Sunday, June 18, 2017

Princeton Festival Baroque Orchestra Chamber Concert. June 17, 2017.

Princeton Abbey, Princeton, NJ.  General Admission ($30.)

Artists (member of PF Baroque Orchestra)
Juan Carlos Zamudio, violin; Reynaldo Patino, violin & viola; Maria Romero, violin & viola; Anna Steinhoff, cello; Gregory Geehern, harpsichord.

Program
Harmonia Artificioso-Ariosa, Partia V in G minor by Heinrich Biber (1644-1704).
Sonata Seconda (a 2) in E minor by Johann Rosenmuller (1619-1684).
Herr, wenn ich nur dich hab G Major, BuxWV 38 by Dietrich Buxtehude (1637-1707).
-        Evelyn Johnson, soprano.
Cello Sonata No. 1 in G major by Domenico Gabrielli (1659-1690).
Trio Sonata, Op. 5, No. 1 in A major, HWV 396 by George Frideric Handel (1685-1759).
Divertimento in B-flat major, K. 137 by Wolfgang Amadeus Mozart (1756-1791).

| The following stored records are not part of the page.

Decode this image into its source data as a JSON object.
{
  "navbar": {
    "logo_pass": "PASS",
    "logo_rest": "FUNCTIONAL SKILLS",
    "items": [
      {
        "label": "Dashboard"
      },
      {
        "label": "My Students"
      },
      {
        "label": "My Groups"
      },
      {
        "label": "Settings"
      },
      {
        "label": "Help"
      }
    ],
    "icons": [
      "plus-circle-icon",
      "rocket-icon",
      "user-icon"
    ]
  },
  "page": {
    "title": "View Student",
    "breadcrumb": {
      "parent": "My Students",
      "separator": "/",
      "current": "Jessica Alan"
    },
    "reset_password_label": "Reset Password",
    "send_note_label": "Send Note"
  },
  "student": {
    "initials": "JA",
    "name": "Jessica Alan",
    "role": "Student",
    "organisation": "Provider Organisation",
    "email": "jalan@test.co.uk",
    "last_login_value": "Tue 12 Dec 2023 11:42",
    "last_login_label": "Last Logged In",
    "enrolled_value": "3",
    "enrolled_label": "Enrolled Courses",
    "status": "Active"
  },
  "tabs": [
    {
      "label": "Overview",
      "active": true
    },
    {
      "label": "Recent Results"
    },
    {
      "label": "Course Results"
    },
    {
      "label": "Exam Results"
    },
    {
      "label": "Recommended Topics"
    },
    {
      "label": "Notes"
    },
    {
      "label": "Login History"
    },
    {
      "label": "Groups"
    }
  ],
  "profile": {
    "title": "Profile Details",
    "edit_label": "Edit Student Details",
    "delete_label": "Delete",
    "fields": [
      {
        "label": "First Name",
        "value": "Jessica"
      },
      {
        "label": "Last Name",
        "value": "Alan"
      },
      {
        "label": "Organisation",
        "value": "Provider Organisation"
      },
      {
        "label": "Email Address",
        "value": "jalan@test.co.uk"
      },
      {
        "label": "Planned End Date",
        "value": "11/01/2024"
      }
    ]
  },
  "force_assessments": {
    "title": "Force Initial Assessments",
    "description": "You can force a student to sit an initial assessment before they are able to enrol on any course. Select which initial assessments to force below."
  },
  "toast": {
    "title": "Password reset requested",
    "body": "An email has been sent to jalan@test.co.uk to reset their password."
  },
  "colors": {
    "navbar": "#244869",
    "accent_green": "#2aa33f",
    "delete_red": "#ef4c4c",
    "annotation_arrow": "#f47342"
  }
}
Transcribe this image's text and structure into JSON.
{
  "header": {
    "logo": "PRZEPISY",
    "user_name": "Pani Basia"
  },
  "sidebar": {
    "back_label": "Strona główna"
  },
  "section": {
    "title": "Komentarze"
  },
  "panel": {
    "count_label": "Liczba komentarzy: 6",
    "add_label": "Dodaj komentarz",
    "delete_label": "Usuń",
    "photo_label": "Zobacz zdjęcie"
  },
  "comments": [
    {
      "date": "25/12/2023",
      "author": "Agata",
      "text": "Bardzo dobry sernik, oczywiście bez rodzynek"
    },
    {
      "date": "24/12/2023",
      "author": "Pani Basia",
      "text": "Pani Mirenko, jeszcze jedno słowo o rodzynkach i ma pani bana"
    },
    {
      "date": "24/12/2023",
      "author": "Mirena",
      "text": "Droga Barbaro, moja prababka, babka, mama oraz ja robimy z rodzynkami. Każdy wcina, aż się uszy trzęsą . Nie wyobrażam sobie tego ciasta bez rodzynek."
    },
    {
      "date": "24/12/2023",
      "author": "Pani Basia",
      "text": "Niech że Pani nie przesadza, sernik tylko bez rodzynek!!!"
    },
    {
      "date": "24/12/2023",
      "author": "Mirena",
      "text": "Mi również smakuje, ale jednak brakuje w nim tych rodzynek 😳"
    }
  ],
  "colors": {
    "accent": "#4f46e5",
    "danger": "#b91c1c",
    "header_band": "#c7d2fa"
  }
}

In an email exchange with our friend David Y we found out about this Princeton Festival, which bills itself as “NJ’s premier performance arts festival.”  During the month of June multiple events scheduled in the Princeton area include lectures, dances, jazz, baroque concerts, a musical and an opera.

We decided to sample the festival by buying tickets to this chamber concert, with musicians from the PF Baroque Orchestra.

Other than Handel and Mozart, all the composers were (mostly) seventeenth century figures, a group to whom I have had only limited prior exposure.  Turns out these were all well-known composers of that period, and the selection traces an arc from Austria and Germany to Italy.  Regrettably I found out after the concert as in the booklet they handed out at the concert there was no program notes to be found.

At least from what the bows looked like, the program was performed with period instruments (of course some period instruments are being manufactured today.)  One generally gets a more “country” (for lack of a better description) tone out of these instruments.  The other fact seems these instruments’ tuning drifts rather readily, there was a lot of tuning between pieces and movements.

The cello and the harpsichord often acted as the basso continuo.  It was interesting to hear in one piece (forget which one) the continuous droning repetition of the cello of an ascending scale that evoked the rhythmic equivalent in the snare drum in Ravel’s Bolero. (I did some research as I was writing this, this occurred in the “Passacaglia” movement of the Biber piece.)  In general, I was impressed with the competency required of the musicians, even though none of the works can be considered “virtuoso” by today’s standards.

The musicians Maria Romero, Juan Carlos Zamudio, Gregory Geehern, Anna Steinhoff and Reynaldo Patino taking a bow after the concert.

I was joking to Anne that the program exhausted all the baroque music in the repertoire.  That of course isn’t true.  But it did give me all the baroque music I wanted to hear in one sitting, even though the one hour program had pieces by Handel and Mozart in it.  Actually, if I had had more time before the concert, and the inclination, it would be interesting to try to analyze the structures of the pieces – that’s what I did as theory students in college, after all.

It takes quite a bit of chutzpah to bill oneself as a “premier” event, and I am not sure if this is an expression of self-confidence, or simply a marketing trick.  Certainly on the classical music side the Festival provides a very limited glimpse, limited to the baroque period at that; and I am not sure it can honestly bill itself as the “premier baroque” event.  Nor the “premier jazz,” “premier musical,” for that matter.

From reading the bios of the artists, there seem to be quite a few graduate students from Indiana University.

The Festival Book has the venue listed as the Princeton Abbey.  The place now calls itself the Princeton Abbey and Cemetery.  It started in the early 1900s as a Catholic Seminary, which eventually closed down in 1992.  Recent zoning changes allow 12 acres be turned into a cemetery and depository for cremated remains.  The facility will be non-religious.  There are no obvious crosses or other Catholic references in the Abbey, although the stained glass windows continue to depict people and events in the Bible, as far as I can tell.  It isn’t air-conditioned, so felt a bit stifling on this warm (not hot) but humid day.  The place was filled, about 150 people.

There will be a concert by the full orchestra this coming Wednesday at the Princeton Theological Seminary, we may go see it.


And we stayed in the area so we could see the musical Man of La Mancha, but that is the subject of the next blog entry.